A research team based at the Institute of Genetic Epidemiology, Medical University of Innsbruck, Austria, have shown that the relative telomere length (RTL) is associated with age-related macular degeneration (AMD) in women, but not in men (odds ratio 1.14 in women, vs 1.01 in men). The study, reported in the journal Investigative Ophthalmology & Visual Science(IOVS, 2022;63(5):30), found that there was an association between shorter RTL and AMD, independent from potential risk factors. The results appear to be in line with a limited “sex-differential pathway from oxidative stress to AMD” however, there has been sparse evidence in the literature to from a broader association and therefore large epidemiological studies with detailed ophthalmologic characterizations are needed.
The current study measured RTL in participants using a multiplex quantitative PCR based assay using a cohort of 2,262 individuals ranging from 70 to 95 years old. In the age- and sex-adjusted logistic regression analyses, results of the study observed an 8% higher odds for AMD, per 0.1 unit shorter RTL (odds ratio [OR] = 1.08; 95% confidence interval [CI], 1.02–1.14; P = 0.005). In addition, the estimates remained stable when adjusted for smoking, high-density lipoprotein cholesterol, cardiovascular disease, diabetes, and hypertension. As highlighted, the association was only present in women (OR = 1.14; 95% CI, 1.06–1.23; P < 0.001), but not in men (OR = 1.01; 95% CI, 0.93–1.10; P = 0.76). Commenting on the observation, the journal reported that the “results show an association of RTL with AMD that was restricted to women. This is in line with altered reactive oxygen species levels and higher telomerase activity in women and provides an indication for a sex-differential pathway for oxidative stress and AMD”.

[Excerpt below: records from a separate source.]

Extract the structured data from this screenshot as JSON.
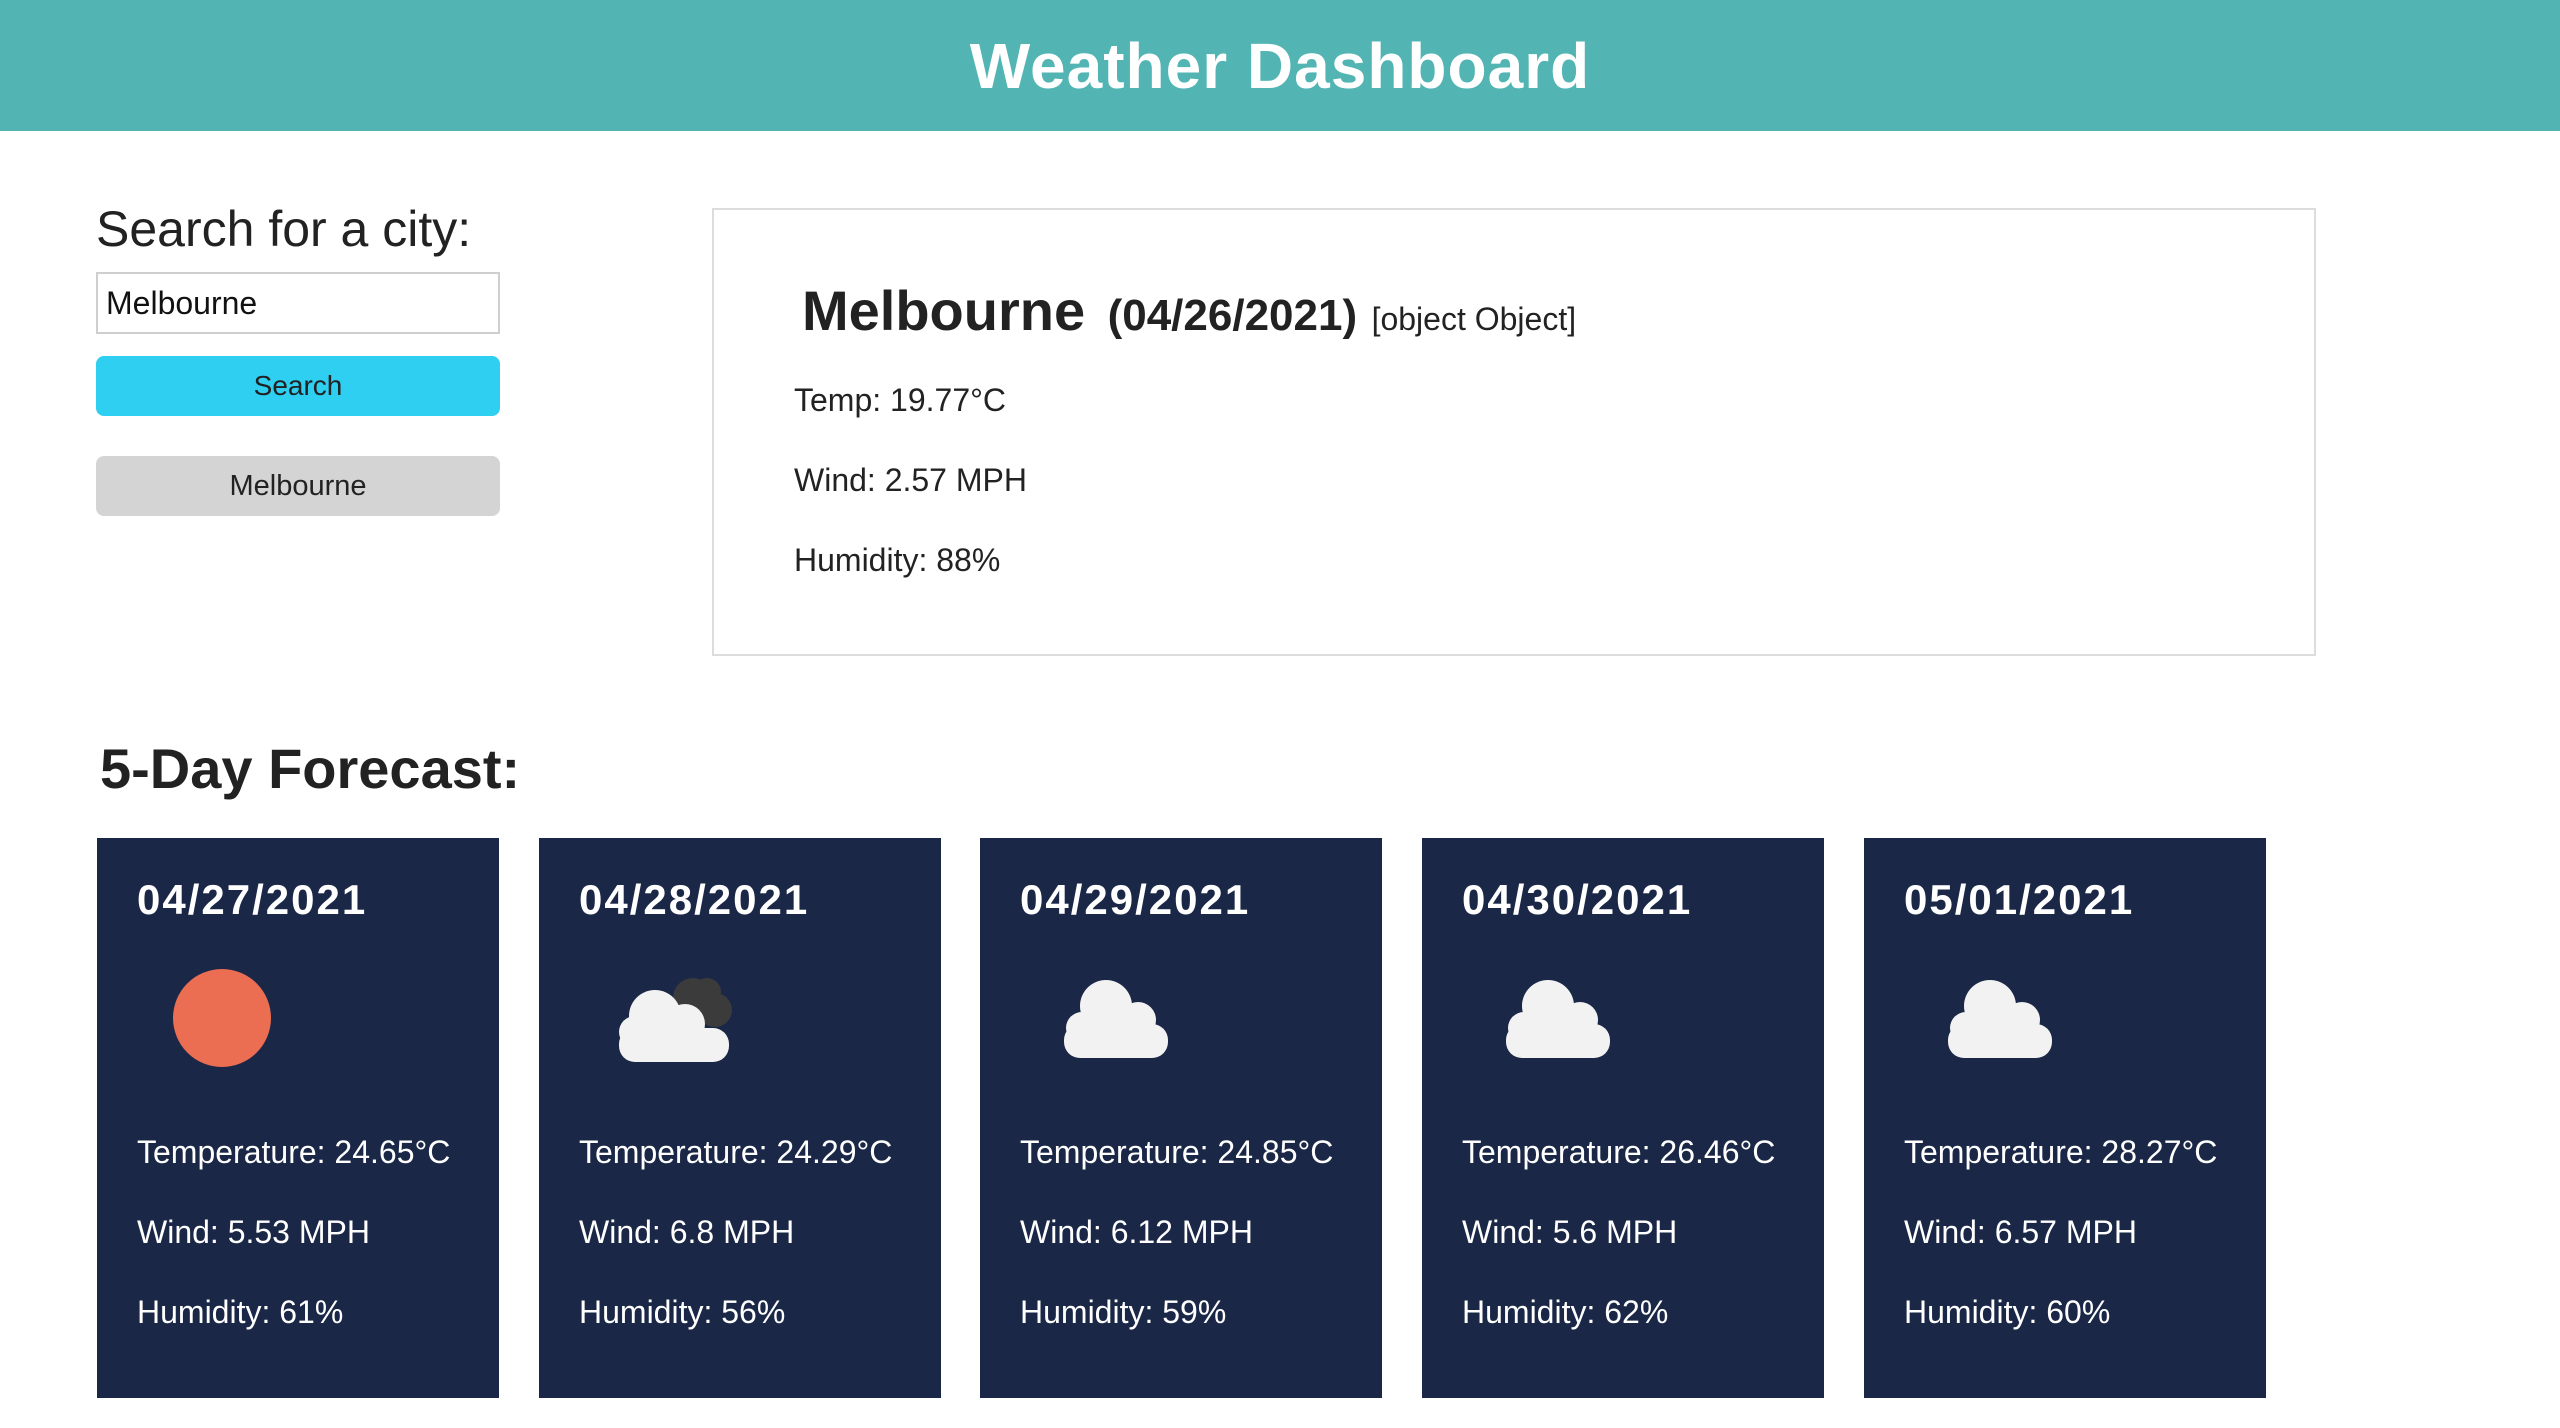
{
  "header": {
    "title": "Weather Dashboard"
  },
  "search": {
    "title": "Search for a city:",
    "input_value": "Melbourne",
    "button_label": "Search",
    "history": [
      "Melbourne"
    ]
  },
  "current": {
    "city": "Melbourne",
    "date": "(04/26/2021)",
    "icon_text": "[object Object]",
    "temp": "Temp: 19.77°C",
    "wind": "Wind: 2.57 MPH",
    "humidity": "Humidity: 88%"
  },
  "forecast": {
    "title": "5-Day Forecast:",
    "days": [
      {
        "date": "04/27/2021",
        "icon": "sun-icon",
        "temperature": "Temperature: 24.65°C",
        "wind": "Wind: 5.53 MPH",
        "humidity": "Humidity: 61%"
      },
      {
        "date": "04/28/2021",
        "icon": "partly-cloudy-icon",
        "temperature": "Temperature: 24.29°C",
        "wind": "Wind: 6.8 MPH",
        "humidity": "Humidity: 56%"
      },
      {
        "date": "04/29/2021",
        "icon": "cloud-icon",
        "temperature": "Temperature: 24.85°C",
        "wind": "Wind: 6.12 MPH",
        "humidity": "Humidity: 59%"
      },
      {
        "date": "04/30/2021",
        "icon": "cloud-icon",
        "temperature": "Temperature: 26.46°C",
        "wind": "Wind: 5.6 MPH",
        "humidity": "Humidity: 62%"
      },
      {
        "date": "05/01/2021",
        "icon": "cloud-icon",
        "temperature": "Temperature: 28.27°C",
        "wind": "Wind: 6.57 MPH",
        "humidity": "Humidity: 60%"
      }
    ]
  },
  "colors": {
    "header_bg": "#52b5b3",
    "search_button": "#2ecff0",
    "history_button": "#d4d4d4",
    "forecast_card": "#1a2747",
    "sun": "#ec6e52"
  }
}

As well-known in the literature, and as identified in the current report, telomeres are non-coding repetitive sequences with a particular sequence motif at the ends of linear chromosomes. These sequences range from 5- to 15kb nucleotides and these are critical for genomic integrity, allowing to cap and protect the genetic material. Through-out life, telomeres shorten progressively and, as age increases with each cell replication, DNA polymerase is unable to completely replicate the 3’ end of the lagging DNA strand. In their report, the authors proposed a biological hypothesis indicating oxidative stress associated with inflammation with the relevant telomere structure which contains a “high amount of the nucleotide guanine, which is more likely to be oxidized than other DNA bases”. In addition, several AMD risk genes in the literature are known to encode for proteins associated with oxidative stress. Commenting in their paper, “it is hypothesized that telomere attrition is induced when the energy household of a cell is unbalanced and the anabolic metabolism has to be reduced via the target of rapamycin”.